The current economic crisis has reaffirmed German dominance in the shaping of the policy responses and in almost all key economic and financial policy challenges of the euro zone and the EU overall. During the 20 years since German unification, France, the second largest euro zone economy, has seen Germany increasingly take de facto command of Europe’s economic choices. During the last decade, Germany’s economy has become far stronger than its French counterpart. Nothing speaks more loudly about this reality than the global markets’ pecking order of national economies’ performance and outlooks. In this last year in particular, it has been clear that Berlin is determined to export its “culture of economic stability” to the entire euro area. This intention is not just an analysis of what Europe needs: Chancellor Angela Merkel also has domestic political reasons to stick to this agenda.

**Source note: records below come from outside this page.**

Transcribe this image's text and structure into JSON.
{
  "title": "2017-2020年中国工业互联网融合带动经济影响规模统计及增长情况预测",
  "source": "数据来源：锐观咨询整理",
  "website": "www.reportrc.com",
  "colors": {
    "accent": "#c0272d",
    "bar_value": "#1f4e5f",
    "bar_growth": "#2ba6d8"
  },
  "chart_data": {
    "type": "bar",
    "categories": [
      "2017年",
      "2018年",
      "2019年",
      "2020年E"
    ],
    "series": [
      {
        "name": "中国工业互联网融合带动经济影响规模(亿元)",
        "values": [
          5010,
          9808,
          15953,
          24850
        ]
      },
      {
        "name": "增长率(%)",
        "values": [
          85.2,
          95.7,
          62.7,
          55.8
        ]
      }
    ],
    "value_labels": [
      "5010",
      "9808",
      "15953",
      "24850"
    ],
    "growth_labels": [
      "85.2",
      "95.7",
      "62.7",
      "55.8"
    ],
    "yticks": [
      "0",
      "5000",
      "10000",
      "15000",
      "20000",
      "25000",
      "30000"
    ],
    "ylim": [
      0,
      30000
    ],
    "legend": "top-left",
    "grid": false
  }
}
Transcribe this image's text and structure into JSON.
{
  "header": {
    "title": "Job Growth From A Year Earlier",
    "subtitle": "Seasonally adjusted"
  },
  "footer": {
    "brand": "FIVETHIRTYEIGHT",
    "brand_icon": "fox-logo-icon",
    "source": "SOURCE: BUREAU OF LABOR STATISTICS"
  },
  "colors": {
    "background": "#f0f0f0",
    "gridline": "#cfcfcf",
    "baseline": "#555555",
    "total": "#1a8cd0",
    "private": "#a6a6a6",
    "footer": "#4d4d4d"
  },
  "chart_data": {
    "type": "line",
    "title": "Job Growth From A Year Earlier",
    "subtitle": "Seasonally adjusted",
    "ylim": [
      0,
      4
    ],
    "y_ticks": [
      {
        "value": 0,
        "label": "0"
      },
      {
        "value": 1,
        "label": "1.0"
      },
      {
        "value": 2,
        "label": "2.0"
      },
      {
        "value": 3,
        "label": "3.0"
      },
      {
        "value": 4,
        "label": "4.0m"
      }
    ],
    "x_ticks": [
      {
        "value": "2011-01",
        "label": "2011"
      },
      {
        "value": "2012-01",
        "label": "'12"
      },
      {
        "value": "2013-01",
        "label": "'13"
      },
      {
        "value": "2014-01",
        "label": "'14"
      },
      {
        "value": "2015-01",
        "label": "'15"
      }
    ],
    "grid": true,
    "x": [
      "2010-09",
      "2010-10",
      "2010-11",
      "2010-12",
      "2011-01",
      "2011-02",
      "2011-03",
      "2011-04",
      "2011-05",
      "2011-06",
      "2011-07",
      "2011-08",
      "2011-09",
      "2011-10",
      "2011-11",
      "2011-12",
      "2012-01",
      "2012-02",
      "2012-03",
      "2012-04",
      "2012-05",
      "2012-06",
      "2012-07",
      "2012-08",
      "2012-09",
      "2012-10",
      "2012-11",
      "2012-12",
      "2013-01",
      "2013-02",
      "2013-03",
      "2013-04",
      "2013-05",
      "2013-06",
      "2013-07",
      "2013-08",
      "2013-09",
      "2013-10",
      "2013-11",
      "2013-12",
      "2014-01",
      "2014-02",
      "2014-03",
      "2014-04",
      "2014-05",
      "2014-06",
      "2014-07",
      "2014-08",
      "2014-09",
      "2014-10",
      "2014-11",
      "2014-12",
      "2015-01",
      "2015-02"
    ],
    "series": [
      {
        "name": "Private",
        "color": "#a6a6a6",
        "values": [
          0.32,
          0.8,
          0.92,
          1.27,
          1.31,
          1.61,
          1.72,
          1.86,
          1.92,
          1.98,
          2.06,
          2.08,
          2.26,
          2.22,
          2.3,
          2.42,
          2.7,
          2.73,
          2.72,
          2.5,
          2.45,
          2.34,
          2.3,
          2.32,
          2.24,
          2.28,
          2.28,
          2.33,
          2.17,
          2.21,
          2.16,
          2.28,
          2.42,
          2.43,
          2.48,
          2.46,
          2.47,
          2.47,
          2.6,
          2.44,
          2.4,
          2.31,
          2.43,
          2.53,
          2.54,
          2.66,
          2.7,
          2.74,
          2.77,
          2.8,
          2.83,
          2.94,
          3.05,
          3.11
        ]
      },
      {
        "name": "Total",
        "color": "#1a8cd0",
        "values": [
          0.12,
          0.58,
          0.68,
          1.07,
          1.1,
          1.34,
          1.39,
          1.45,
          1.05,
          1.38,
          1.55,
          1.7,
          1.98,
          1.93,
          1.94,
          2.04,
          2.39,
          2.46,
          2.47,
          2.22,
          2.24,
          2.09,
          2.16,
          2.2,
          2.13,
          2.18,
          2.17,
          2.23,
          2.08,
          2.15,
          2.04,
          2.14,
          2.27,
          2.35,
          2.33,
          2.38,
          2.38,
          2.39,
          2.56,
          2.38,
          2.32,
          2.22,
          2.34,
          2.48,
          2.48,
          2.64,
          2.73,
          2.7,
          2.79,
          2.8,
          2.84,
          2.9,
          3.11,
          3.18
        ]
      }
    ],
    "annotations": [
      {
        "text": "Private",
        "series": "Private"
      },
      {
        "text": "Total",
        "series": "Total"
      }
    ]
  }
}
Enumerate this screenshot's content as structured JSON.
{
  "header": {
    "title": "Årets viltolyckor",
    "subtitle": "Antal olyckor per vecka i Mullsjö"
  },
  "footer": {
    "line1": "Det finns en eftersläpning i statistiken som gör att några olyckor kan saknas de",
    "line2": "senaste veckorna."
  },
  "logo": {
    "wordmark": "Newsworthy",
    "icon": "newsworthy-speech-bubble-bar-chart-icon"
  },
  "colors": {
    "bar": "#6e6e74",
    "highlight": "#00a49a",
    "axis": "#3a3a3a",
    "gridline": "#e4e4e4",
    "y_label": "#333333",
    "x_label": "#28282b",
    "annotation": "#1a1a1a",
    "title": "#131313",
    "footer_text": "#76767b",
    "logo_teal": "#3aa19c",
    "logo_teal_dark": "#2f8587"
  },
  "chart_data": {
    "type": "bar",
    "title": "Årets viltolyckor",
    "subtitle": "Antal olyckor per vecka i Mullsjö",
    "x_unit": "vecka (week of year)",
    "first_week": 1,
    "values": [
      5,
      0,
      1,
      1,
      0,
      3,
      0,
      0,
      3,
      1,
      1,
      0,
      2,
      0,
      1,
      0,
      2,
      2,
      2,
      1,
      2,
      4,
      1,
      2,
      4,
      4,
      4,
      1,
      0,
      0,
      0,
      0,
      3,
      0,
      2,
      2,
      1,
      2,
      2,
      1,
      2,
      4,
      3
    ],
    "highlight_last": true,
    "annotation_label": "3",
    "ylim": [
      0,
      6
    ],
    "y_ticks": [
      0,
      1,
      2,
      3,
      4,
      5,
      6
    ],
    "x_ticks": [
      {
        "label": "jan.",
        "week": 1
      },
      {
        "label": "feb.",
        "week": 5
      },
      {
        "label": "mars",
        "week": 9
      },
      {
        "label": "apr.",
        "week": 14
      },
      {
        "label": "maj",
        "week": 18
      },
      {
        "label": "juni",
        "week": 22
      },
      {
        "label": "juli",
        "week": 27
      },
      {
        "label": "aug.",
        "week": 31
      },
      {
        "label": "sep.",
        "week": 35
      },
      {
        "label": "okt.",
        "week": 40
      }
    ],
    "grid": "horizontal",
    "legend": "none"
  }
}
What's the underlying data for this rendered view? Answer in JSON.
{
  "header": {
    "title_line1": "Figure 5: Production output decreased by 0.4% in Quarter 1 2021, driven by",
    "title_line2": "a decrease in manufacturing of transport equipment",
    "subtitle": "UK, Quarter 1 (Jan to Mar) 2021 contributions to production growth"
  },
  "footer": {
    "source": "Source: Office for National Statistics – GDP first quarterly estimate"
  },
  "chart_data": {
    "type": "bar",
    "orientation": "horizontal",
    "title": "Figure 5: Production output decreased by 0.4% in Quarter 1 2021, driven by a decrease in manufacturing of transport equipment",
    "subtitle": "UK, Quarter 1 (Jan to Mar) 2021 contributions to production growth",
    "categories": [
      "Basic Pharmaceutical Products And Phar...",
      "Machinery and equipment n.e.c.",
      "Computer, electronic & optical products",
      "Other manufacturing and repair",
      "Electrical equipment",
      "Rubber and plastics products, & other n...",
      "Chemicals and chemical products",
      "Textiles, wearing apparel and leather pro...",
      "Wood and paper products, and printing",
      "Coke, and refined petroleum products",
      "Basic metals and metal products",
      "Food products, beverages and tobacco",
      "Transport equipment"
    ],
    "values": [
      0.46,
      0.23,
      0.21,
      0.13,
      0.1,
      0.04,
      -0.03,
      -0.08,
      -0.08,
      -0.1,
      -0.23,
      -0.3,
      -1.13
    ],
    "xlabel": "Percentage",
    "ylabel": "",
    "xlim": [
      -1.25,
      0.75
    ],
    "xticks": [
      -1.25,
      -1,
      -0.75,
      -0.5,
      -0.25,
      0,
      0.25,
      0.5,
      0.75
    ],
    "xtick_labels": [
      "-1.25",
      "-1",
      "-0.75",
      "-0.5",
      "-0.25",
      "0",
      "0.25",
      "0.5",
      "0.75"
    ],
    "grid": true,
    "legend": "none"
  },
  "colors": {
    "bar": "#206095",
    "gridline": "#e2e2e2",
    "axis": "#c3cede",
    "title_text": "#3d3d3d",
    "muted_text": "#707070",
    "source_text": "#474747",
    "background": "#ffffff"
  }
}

As several regional elections are proving, she needs to be aware that German public sentiment is fearful of a fragile currency – the euro, now that it has replaced the revered deutschmark – whose declining credibility could threaten the country’s social security savings. This does not just reflect Germany’s past experience of financial collapse after World War I, it is also a conclusion that emerges from analysis of the on-coming challenges contained in the demography of the next 20 years.
A Difference of Opinions
“Economic governance” of Europe is at the heart of an ongoing argument between Paris and Berlin. France wants the euro zone to be the main focus, whereas Germany wants all 27 member states in the EU to be involved in policy decision-making. The difference, from Merkel’s viewpoint, is that Germany needs these “non=euro” EU members to be made to behave responsibly. With Greece as their poster child, Germans are leery of the EU’s southern members. These countries are big recipients of EU subsidies intended to modernize their economies, but they have not translated this largesse into newly disciplined budgetary attitudes to replace their old habits of inflate-and-devalue as a way to maintain their economic momentum. Moreover, German banks have significant exposure in these countries should default actually occur.